I don't know if I'll still be making Crowley Time after twenty years, but if I am, I hope I'm half as excited about making it as Robert Florence and Ryan Macleod are about Consolevania, and even a third as quick to innovate and adapt. In the current British broadcasting climate, where taking risks is at an all-time low and scripted comedies are being systematically hunted down and exterminated by roving gangs of commissioners, it's never been more important for we faithful ones to build our own platforms and then shout from them as loudly as we can. Fortunately, I had that fire lit under me early in life by a couple of Scottish lads with a camcorder who loved video games and wanted to talk about them in their pants.

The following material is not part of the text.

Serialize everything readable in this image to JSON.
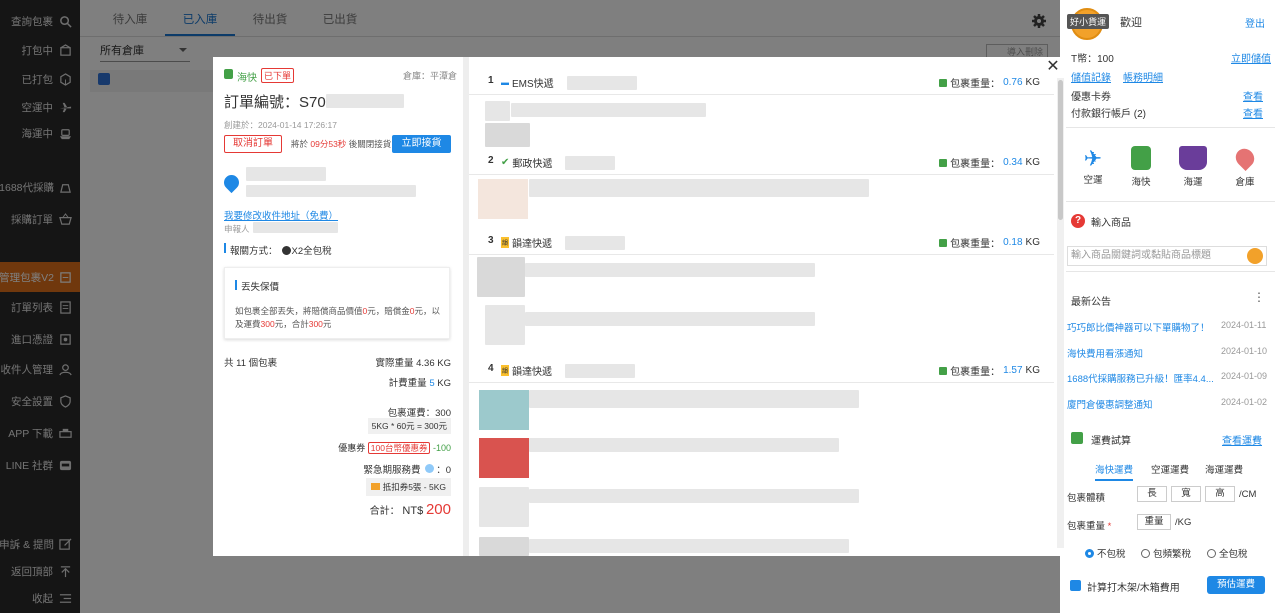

You'll forgive me for putting on my wank hat here, but I really believe that back then, it was Consolevania that first showed me that if you make something with love, and have fun doing it, no matter how little it meets perceived audience demands or key demographic trends, your kind of people will find it and they'll love it just as much as you do. And if we can all remember that, and if we can keep enjoying the process, making the most of the resources we have to hand and supporting the independents, then one day maybe, just maybe, Codemasters will finally get what's coming to them. TEAM!